If these senators are so committed to their corporate supporters that they persist in a advocating a guest worker program, then a few simple protections would reduce its burden on citizen taxpayers and avoid having the phrase "guest worker" continue to be a code word for slave (or in not too egregious cases, indentured servant). So, some proposed amendments:
1. The number of guest worker visas should be keyed to jobs growth in the United States. If Jobs growth relative to the workforce of American citizenship shrinks, then the number of guest worker visas should be gradually curtailed.
2. Guest worker visas should not be offered to work in geographic areas in which US citizens are moving out.
3. Companies sponsoring guest worker visas should bear responsibility and full civil liability for the criminal actions and accidents of their guest worker employees and their dependents, including all costs of prosecution, legal defense, and imprisonment.
4. Any guest worker should be able to return home at any time at employer expense. Guest workers returning after being denied citizenship should be provided a generous resettlement allowance at employer expense.
5. Guest worker visa fees should be raised to include funding for legal fees so that it is more difficult for employers to legally abuse these vulnerable employees.
6. Free medical, dental and vision care should be provided at employer expense to all guest workers and their dependents both in the US and Mexico so that the cost will no longer fall on emergency rooms and hospital overhead.
7. All children of guest workers shall be educated in the guest workers home country, or the employer shall reimburse the schools for the cost of their education in the US.
8. The IRS and SSA should immediately start reporting likely use of false Social Security Numbers to employers and require the employer to sort this out.
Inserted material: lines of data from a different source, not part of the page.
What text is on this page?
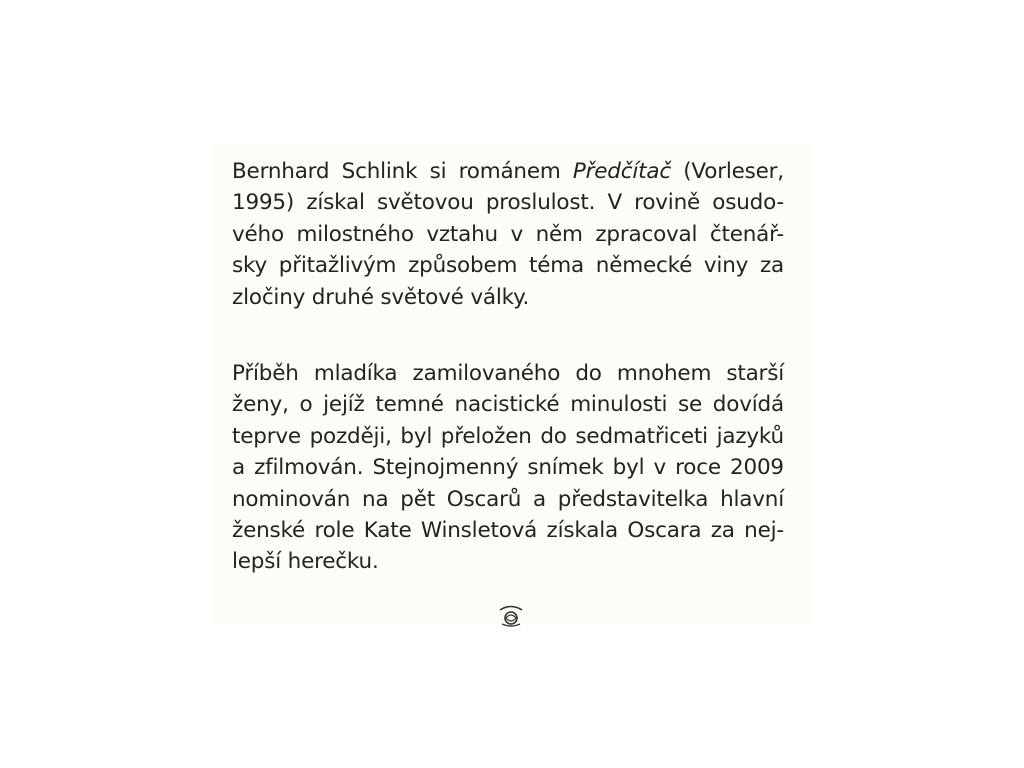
Bernhard Schlink si románem Předčítač (Vorleser,
1995) získal světovou proslulost. V rovině osudo-
vého milostného vztahu v něm zpracoval čtenář-
sky přitažlivým způsobem téma německé viny za
zločiny druhé světové války.

Příběh mladíka zamilovaného do mnohem starší
ženy, o jejíž temné nacistické minulosti se dovídá
teprve později, byl přeložen do sedmatřiceti jazyků
a zfilmován. Stejnojmenný snímek byl v roce 2009
nominován na pět Oscarů a představitelka hlavní
ženské role Kate Winsletová získala Oscara za nej-
lepší herečku.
9. Employers should pay the fair market value for the visas they sponsor. Those visas should be priced so that they are always readily available. This might be done by an auction of the fixed supply of visas—or simply rasing prices of the visas gradually until some are unused.
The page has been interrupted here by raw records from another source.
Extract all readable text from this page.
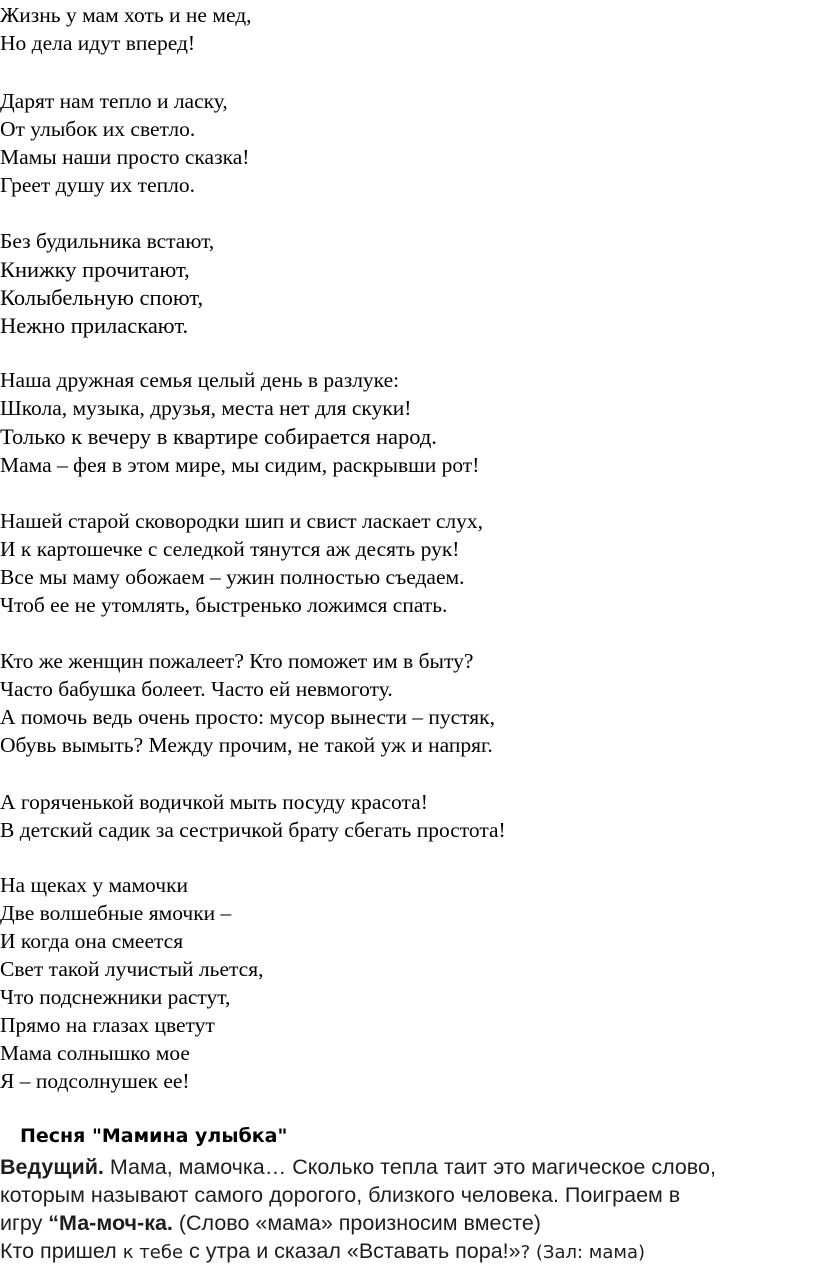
Жизнь у мам хоть и не мед,
Но дела идут вперед!
Дарят нам тепло и ласку,
От улыбок их светло.
Мамы наши просто сказка!
Греет душу их тепло.
Без будильника встают,
Книжку прочитают,
Колыбельную споют,
Нежно приласкают.
Наша дружная семья целый день в разлуке:
Школа, музыка, друзья, места нет для скуки!
Только к вечеру в квартире собирается народ.
Мама – фея в этом мире, мы сидим, раскрывши рот!
Нашей старой сковородки шип и свист ласкает слух,
И к картошечке с селедкой тянутся аж десять рук!
Все мы маму обожаем – ужин полностью съедаем.
Чтоб ее не утомлять, быстренько ложимся спать.
Кто же женщин пожалеет? Кто поможет им в быту?
Часто бабушка болеет. Часто ей невмоготу.
А помочь ведь очень просто: мусор вынести – пустяк,
Обувь вымыть? Между прочим, не такой уж и напряг.
А горяченькой водичкой мыть посуду красота!
В детский садик за сестричкой брату сбегать простота!
На щеках у мамочки
Две волшебные ямочки –
И когда она смеется
Свет такой лучистый льется,
Что подснежники растут,
Прямо на глазах цветут
Мама солнышко мое
Я – подсолнушек ее!
Песня "Мамина улыбка"
Ведущий. Мама, мамочка… Сколько тепла таит это магическое слово,
которым называют самого дорогого, близкого человека. Поиграем в
игру “Ма-моч-ка. (Слово «мама» произносим вместе)
Кто пришел к тебе с утра и сказал «Вставать пора!»? (Зал: мама)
I really find this whole practice of using US citizenship as a corporate benefit highly offensive. However, these are basic protections that I would like to think that any conscientious senator would be hard pressed to object to.
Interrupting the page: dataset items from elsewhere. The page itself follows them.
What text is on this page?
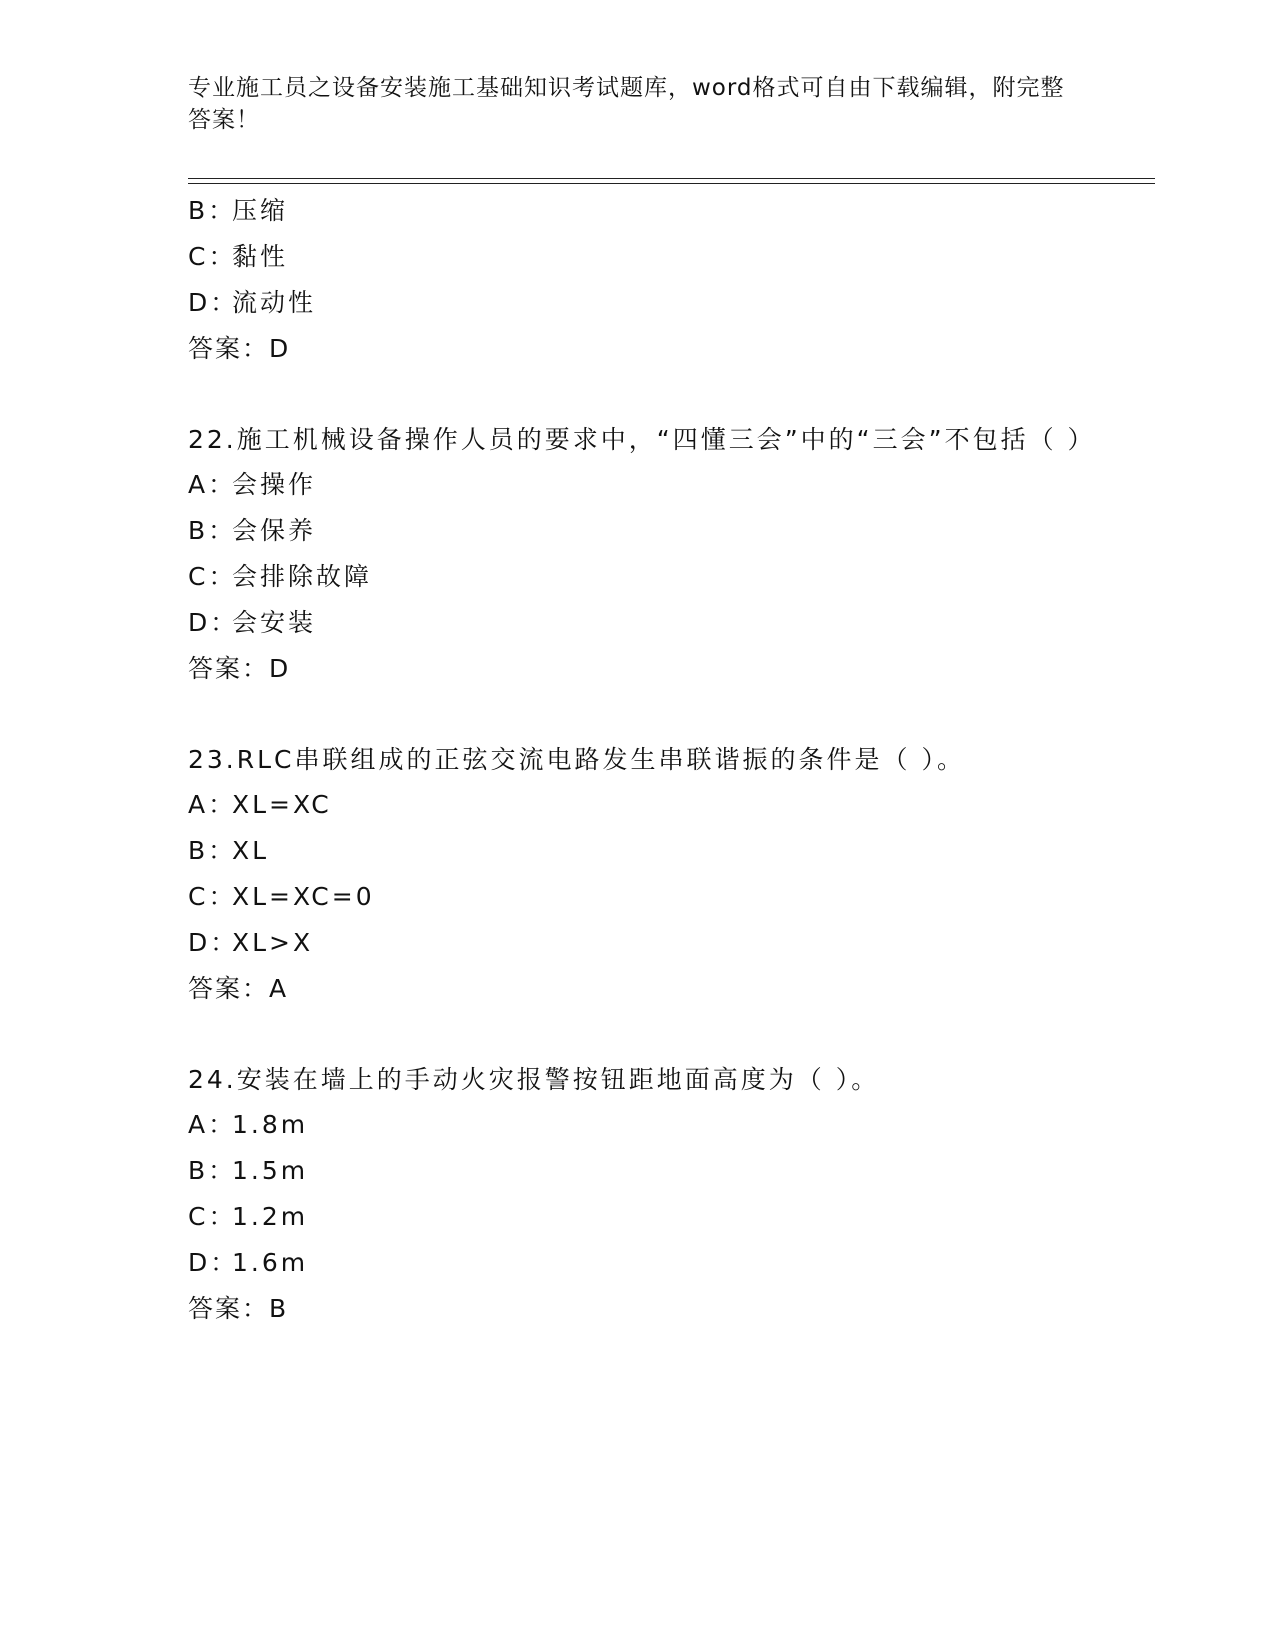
专业施工员之设备安装施工基础知识考试题库，word格式可自由下载编辑，附完整答案！
B：压缩
C：黏性
D：流动性
答案：D
22.施工机械设备操作人员的要求中，“四懂三会”中的“三会”不包括（ ）
A：会操作
B：会保养
C：会排除故障
D：会安装
答案：D
23.RLC串联组成的正弦交流电路发生串联谐振的条件是（ ）。
A：XL=XC
B：XL
C：XL=XC=0
D：XL>X
答案：A
24.安装在墙上的手动火灾报警按钮距地面高度为（ ）。
A：1.8m
B：1.5m
C：1.2m
D：1.6m
答案：B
They may claim that this bill isn't going to be used to replace US workers—and if it isn't the first clauses wouldn't kick in. They may claim that the guest workers aren't going to be abused-so why wouldn't they acception the protections I'm suggesting? They may claim that guest workers will not place additional burdens on the infrastructure, then the corporations shouldn't mind paying to ensure that at least some of the public costs are covered. They may claim it isn't a subsidy to business, then they shouldn't object to having businesses pay fair marked value for guestworker visas.
And, if they object to these amendments, then what does that say about them?